Öte yandan cevap teknik olarak çok basittir: Uluslararası soykırım sözleşmesini temel alırsak – ki uluslararası hukuka tâbi bir ulus olarak aslında başka seçeneğimiz yok –, beş yüz bin ya da bir milyon insanın yerinden yurdundan zorla göç ettirilmesi ve bunun sonucunda bu insanların hayatlarını kaybetmeleri, koşullar ne türden olursa olsun, hukuken bir soykırımdır. Fakat bu metni değil de Holokost’un biricikliği ilkesini başvurursak, o zaman bir soyun kırımından değil – zira Naziler tüm dünya üzerindeki Yahudileri bulup yok etmek istemişlerdi – bir halkın şanssız bir bölümünün trajik kırımından bahsedebiliriz. Ama resmi tezimiz her hâlükârda bu iki değerlendirmenin de çok uzağındadır. Hâlâ Türk Tarih Kurumu’nun tezine inanmaya devam etmek istiyorsak, bu olayın heyulası (‘azaptaki ruh-lar’) bize sonsuza kadar musallat olmaya devam edecektir. Tanpınar’ın, toplum ve birey olarak karakterimiz hakkında ilginç bir tespiti var; geçerliliğini hâlâ koruduğunu düşündüğüm için onunla bitirmek istiyorum: “Hele, yaptıklarımızı neticeleriyle beraber kabul etmek… buna asla yanaşmış değiliz” . 14
1 Şiir için bkz: http://siir.sitesi.web.tr/ahmet-hamdi-tanpinar/hersey-yerli-yerinde.html
2 Her Şey Yerli Yerinde, 21 Kasım-13 Aralık 2014, Versus Art Project, İstanbul.

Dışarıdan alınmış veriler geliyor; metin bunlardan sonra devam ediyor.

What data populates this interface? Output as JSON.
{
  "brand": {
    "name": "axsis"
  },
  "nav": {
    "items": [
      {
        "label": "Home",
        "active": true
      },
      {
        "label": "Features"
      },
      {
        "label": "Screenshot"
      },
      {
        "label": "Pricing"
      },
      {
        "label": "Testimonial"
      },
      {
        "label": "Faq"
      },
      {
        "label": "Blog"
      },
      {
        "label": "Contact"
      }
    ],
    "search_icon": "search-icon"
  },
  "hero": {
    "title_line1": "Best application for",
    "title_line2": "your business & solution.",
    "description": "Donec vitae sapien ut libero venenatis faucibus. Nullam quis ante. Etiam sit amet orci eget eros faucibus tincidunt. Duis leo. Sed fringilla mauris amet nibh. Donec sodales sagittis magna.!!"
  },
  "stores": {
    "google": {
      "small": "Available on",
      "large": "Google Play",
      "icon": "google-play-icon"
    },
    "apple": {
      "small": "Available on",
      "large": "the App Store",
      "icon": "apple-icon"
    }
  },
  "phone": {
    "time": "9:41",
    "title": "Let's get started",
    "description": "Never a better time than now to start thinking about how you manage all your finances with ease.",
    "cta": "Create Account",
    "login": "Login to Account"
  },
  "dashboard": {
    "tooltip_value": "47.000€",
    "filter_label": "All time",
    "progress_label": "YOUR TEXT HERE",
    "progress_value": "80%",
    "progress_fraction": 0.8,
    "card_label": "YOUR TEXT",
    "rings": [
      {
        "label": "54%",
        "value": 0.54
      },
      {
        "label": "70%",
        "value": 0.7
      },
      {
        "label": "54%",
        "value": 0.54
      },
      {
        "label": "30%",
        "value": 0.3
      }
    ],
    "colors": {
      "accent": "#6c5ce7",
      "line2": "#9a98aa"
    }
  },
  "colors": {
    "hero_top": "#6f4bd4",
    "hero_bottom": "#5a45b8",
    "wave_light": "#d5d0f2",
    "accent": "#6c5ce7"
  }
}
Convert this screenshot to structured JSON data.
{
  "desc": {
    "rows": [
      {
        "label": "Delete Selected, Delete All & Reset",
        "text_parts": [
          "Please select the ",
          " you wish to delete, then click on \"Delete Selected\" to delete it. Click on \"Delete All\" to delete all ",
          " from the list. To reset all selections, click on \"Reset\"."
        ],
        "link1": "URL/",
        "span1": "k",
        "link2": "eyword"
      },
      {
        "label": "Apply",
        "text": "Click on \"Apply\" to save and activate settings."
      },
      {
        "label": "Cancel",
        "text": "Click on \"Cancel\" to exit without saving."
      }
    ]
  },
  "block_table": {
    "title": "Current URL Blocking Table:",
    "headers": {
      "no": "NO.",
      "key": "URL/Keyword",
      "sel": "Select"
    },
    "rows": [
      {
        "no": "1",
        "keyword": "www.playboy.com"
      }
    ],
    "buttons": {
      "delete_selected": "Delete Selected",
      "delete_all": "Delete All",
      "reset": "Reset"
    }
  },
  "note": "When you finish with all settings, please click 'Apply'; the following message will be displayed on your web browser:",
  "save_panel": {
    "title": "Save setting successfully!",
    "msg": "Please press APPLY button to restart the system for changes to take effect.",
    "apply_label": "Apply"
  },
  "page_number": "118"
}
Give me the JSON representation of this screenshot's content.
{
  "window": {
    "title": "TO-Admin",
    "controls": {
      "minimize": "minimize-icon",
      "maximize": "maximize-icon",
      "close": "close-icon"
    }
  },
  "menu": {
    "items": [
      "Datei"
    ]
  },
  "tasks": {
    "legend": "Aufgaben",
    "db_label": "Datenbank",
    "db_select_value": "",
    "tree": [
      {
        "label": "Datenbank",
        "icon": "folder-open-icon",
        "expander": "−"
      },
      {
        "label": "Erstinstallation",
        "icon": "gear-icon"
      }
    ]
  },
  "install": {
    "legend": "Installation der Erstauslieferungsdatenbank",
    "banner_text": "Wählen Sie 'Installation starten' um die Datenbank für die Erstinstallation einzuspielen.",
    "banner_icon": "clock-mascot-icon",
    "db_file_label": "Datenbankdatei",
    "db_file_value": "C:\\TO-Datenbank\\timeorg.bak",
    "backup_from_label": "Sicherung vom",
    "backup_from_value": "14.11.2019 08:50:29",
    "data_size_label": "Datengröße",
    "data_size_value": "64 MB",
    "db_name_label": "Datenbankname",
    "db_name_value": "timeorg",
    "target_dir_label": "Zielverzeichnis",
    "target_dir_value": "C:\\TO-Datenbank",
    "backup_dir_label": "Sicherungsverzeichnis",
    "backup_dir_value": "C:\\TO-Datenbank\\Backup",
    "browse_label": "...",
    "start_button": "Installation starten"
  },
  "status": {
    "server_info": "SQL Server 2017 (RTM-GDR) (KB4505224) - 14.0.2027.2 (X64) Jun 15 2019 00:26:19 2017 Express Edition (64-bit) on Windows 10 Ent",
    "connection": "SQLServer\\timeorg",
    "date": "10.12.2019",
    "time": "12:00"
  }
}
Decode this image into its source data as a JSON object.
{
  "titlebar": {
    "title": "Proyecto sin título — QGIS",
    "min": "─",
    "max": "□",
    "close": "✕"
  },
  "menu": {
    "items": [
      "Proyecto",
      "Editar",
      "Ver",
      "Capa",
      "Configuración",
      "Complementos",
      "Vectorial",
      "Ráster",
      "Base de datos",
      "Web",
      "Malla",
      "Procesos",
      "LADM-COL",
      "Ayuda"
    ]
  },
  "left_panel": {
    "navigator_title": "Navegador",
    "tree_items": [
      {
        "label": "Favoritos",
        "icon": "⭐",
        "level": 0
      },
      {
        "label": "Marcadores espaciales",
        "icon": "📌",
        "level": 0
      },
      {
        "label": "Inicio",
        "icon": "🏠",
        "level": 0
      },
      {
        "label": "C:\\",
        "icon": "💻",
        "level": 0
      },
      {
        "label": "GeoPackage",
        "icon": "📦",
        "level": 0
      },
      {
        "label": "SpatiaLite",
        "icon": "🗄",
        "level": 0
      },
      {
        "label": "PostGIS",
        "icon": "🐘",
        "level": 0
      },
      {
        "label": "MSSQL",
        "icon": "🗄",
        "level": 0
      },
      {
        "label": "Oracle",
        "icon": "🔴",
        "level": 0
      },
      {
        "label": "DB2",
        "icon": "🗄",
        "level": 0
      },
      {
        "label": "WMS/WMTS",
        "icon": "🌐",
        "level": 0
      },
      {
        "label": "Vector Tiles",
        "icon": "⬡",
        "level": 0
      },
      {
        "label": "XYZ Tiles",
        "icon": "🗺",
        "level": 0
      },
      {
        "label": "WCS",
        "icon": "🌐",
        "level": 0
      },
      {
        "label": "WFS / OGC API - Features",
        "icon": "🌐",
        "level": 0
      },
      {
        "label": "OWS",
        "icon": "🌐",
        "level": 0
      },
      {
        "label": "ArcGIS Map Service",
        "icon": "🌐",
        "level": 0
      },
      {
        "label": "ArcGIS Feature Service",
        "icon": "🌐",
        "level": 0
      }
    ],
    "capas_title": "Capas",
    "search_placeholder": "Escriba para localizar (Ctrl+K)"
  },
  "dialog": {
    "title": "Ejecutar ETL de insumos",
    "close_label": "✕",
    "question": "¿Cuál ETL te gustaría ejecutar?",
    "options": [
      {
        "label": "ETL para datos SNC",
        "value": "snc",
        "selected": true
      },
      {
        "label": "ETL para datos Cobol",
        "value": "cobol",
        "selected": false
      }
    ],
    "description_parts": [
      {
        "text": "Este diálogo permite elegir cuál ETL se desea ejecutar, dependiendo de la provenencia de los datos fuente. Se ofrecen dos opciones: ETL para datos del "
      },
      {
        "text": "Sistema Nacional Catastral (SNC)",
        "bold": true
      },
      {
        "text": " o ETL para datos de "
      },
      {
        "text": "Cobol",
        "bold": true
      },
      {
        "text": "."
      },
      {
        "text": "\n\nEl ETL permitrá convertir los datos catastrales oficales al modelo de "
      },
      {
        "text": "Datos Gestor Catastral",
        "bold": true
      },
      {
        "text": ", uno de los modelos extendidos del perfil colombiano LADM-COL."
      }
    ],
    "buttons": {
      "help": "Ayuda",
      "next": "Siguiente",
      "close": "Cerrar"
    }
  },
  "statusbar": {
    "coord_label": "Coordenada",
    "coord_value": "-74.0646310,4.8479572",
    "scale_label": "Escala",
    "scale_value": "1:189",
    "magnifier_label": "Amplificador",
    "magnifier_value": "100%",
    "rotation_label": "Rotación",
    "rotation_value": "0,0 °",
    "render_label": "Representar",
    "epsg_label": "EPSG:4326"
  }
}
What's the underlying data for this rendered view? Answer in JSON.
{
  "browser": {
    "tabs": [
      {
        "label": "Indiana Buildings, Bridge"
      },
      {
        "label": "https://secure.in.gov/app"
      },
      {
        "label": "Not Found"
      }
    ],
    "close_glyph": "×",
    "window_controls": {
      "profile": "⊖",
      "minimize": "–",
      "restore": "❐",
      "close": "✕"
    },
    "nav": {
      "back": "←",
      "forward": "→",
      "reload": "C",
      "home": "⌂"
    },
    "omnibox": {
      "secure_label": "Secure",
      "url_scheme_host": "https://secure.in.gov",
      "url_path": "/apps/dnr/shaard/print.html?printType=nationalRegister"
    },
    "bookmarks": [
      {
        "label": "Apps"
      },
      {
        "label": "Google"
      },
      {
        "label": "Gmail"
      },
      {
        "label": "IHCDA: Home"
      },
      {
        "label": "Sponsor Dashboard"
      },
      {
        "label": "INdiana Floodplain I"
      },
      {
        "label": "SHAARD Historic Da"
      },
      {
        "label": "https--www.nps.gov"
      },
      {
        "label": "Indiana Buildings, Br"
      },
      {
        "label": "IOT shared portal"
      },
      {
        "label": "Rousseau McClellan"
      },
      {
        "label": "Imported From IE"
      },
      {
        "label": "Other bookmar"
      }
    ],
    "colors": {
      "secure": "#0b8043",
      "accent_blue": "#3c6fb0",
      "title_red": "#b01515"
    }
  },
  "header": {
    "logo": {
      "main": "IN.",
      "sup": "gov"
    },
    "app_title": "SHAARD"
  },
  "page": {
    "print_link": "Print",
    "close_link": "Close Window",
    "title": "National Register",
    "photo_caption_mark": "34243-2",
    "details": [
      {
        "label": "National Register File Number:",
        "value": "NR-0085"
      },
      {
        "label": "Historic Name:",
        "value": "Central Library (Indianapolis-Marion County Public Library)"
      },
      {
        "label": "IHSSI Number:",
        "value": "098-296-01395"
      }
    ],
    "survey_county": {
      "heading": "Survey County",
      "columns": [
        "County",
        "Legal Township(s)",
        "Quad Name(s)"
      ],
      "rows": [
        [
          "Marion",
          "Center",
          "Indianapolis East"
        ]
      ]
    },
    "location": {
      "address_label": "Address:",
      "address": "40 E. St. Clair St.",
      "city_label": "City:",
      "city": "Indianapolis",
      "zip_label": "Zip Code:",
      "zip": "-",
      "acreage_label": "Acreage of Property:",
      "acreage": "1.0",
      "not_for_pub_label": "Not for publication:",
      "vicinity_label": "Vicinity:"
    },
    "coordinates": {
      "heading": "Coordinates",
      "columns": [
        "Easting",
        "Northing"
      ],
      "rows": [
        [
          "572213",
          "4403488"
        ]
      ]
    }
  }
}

3 Ahmet Hamdi Tanpınar, Yaşadığım Gibi, s. 328, Dergâh Yayınları, İstanbul, 2006.
4 Ahmet Hamdi Tanpınar, a.g.k., s. 328.
5 Herder’den aktaran Terry Eagleton, Tanrının Ölümü ve Kültür, s. 95, çev. Selin Dingiloğlu, Yordam Kitap, İstanbul, 2014.
6 Terry Eagleton, a.g.k., s. 96.
7 Turan Alptekin, Ahmet Hamdi Tanpınar – Bir Kültür Bir İnsan, s. 22-23, İletişim Yayınları, İstanbul, 2010.
8 Turan Alptekin, a.g.k., s. 23.
9 Turan Alptekin, a.g.k., s. 23.
10 Ahmet Hamdi Tanpınar, a.g.k., s. 42-43.
11 Ahmet Hamdi Tanpınar, a.g.k., s. 106.
12 R. Zarakolu, Teodig’den Hrant Dink’e Düşüncenin Zaferi, 11 Nisan Anıtı adlı 1919 tarihli kitap için yazılmış önsöz, s. XI, Belge Yayınları, 2010.
13 R. Zarakolu, a.g.m., s. XII.
14 Ahmet Hamdi Tanpınar, a.g.k., s. 37.